It was 15 minutes before the Washington Redskins were to play Detroit last Sunday, and outside the gates of RFK Stadium stood John Ward of Great Falls -- a happy man.
Why shouldn't he be? The Skins, by whose fortunes John lives and dies, seemed to be back on track. Several of John's good friends were going to the game with him. "I really felt great," John recalls.
But first, a chore. Another friend had given John his four tickets to the game because he wasn't going to be able to use them. The friend asked John to sell the tickets to someone in the pregame throng -- for face value if possible, for whatever he could get if not.
John hardly felt like a criminal. "I was just doing a favor for a friend," he says. "I wasn't trying to make a killing. All I wanted was for my friend to make back his money if he could, and for somebody to see the game."
But the police saw it differently. No sooner had John held the four tickets over his head than a police officer walked up and arrested him.
The charge was soliciting on public property. As his friends yelled out that they'd have a beer ready for him when he got back, John was placed in a paddy wagon and driven to a police station in Southwest. There, he forfeited $50 bond, hailed a cab and hightailed it back to RFK. By the time he arrived, the first half was almost over.
"I am a serious Redskins fan," John explained. "The toughest part about all this is that getting arrested meant that we scored 17 points I never saw, and never will see."
Officer Jim Battle of the D.C. police public information branch says John violated a provision that reads: "No person shall sell or offer to sell tickets from the sidewalks, streets, or public spaces anywhere in the District of Columbia for any excursion, theater performance, opera, ball game or any entertainment of any kind."
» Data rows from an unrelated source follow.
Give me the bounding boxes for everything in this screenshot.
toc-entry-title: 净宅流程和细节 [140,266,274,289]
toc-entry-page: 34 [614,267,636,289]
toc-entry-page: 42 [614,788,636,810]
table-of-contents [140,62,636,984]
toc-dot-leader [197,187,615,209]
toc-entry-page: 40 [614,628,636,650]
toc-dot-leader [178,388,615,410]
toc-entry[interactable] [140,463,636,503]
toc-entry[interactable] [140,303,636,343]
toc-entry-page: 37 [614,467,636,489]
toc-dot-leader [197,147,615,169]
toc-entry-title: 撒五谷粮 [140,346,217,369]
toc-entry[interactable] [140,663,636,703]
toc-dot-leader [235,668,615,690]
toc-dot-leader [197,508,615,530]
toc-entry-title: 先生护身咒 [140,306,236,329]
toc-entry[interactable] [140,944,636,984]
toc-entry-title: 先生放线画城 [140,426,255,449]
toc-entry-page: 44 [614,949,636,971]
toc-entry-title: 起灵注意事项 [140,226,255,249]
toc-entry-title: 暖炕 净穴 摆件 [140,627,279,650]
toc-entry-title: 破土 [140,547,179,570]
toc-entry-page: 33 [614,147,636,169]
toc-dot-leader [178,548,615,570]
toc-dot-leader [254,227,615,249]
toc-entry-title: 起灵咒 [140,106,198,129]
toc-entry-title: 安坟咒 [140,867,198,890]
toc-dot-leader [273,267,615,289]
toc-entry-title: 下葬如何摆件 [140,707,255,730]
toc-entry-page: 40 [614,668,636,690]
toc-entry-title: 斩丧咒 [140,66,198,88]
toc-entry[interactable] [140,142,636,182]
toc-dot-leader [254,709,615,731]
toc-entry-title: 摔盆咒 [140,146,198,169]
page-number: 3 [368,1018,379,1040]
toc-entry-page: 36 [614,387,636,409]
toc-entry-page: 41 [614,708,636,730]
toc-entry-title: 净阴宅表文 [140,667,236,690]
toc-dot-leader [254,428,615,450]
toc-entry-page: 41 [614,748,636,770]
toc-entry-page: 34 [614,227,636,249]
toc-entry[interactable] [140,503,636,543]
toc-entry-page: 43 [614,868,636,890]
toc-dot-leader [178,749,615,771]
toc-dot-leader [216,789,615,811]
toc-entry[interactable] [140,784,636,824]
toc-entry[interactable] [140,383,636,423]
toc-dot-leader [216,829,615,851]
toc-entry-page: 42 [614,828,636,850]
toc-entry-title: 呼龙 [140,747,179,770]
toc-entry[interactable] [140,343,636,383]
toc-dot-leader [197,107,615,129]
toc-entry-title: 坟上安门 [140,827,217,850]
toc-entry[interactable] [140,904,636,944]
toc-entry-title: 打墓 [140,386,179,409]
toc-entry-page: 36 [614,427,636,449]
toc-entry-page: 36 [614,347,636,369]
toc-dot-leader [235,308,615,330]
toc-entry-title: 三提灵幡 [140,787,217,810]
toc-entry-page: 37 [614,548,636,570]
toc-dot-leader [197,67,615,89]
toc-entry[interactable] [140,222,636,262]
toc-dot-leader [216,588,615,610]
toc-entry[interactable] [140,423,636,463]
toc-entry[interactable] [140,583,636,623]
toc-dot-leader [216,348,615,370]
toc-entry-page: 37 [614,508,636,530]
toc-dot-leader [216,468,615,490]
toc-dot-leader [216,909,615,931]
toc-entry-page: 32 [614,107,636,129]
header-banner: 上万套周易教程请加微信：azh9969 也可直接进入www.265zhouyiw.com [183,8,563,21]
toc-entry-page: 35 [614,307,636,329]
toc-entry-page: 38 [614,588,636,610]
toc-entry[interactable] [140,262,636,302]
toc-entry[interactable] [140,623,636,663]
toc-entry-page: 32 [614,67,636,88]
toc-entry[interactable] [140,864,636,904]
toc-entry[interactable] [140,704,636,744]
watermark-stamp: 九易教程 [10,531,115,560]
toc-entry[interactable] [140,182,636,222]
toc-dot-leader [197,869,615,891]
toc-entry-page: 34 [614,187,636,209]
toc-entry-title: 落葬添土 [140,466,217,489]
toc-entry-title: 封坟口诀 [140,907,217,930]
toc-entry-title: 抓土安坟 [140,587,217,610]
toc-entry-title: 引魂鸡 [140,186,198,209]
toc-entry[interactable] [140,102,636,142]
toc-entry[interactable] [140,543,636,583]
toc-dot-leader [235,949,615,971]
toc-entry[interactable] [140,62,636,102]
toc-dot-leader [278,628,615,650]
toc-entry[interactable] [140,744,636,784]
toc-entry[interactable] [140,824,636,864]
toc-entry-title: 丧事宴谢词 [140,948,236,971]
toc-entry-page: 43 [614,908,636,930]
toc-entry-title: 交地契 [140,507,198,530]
Jim points out that this law applies to tickets sold at any price, regardless of whether it's greater or smaller than the face value of the tickets. Jim also notes that the key word in the law is "public." "Selling in your home is your thing," he said. "There's no law against that."
But there are no signs outside RFK that warn ticket-sellers about this law, either. Jim says the police sometimes issue warnings through the news media before big concerts and Redskin playoff games. But he agreed that routine warnings are not posted or broadcast outside RFK before regular-season Redskins games.
Certainly, routine warnings should be issued. Just as certainly, there should be a way for the John Wards of this world -- who don't have larceny in their hearts -- to see that their tickets are used rather than wasted.
Can't the Redskins set up a window that would receive surplus tickets just before game time and hand them out (or sell them) to would-be fans on a first come, first served basis?
This town is full of people -- many of them kids -- who would go gaga over the chance to watch the Skins. If there had been a "surplus window," John Ward would not have missed his 17 points -- or his $50.
Marathon runners never seem to have a reason for their passion that makes sense.
"I do it to test myself," some say. But crossword puzzles test you, too -- without causing shin splints, blisters or total exhaustion.
"I do it for the sheer joy of running," others say. Sheer joy? How joyous do marathoners ever look at the finish line?
But at last, there's a 26-miler with a reason that stands up -- even if, at the finish, he might not. He's Jim Chamberlin of Northwest, who runs marathons to raise money for, of all people, his employer.
Jim is in charge of lung disease programs for the D.C. Lung Association. For the last four years, he has entered the local Marine Corps Marathon for DCLA's benefit. Thanks to his efforts, DCLA is more than $7,000 richer.
The 1985 Marine Marathon will be held Nov. 3, and this will be Jim's last time around. "He feels he's getting physically worn out," says DCLA communications director Marisa Sandifer. That's hardly a surprise. By the time the race begins, Jim will have run 1,505 miles since Jan. 1 to train for it. I would have relapsed to beer and pretzels long before. On about Jan. 2, for example.
If you'd like to congratulate Jim -- or what's left of him -- DCLA will hold a party in his honor, beginning at 1 p.m. on race day, near the Iwo Jima Memorial in Arlington, which is the finish line.
And if you'd like to help a devoted guy do his part for a good cause, checks and pledges should be made out to DCLA and sent to 475 H St. NW, Washington, D.C., 20001.
From Ben Harrison of Northwest:
The only thing harder than starting from scratch is starting without any.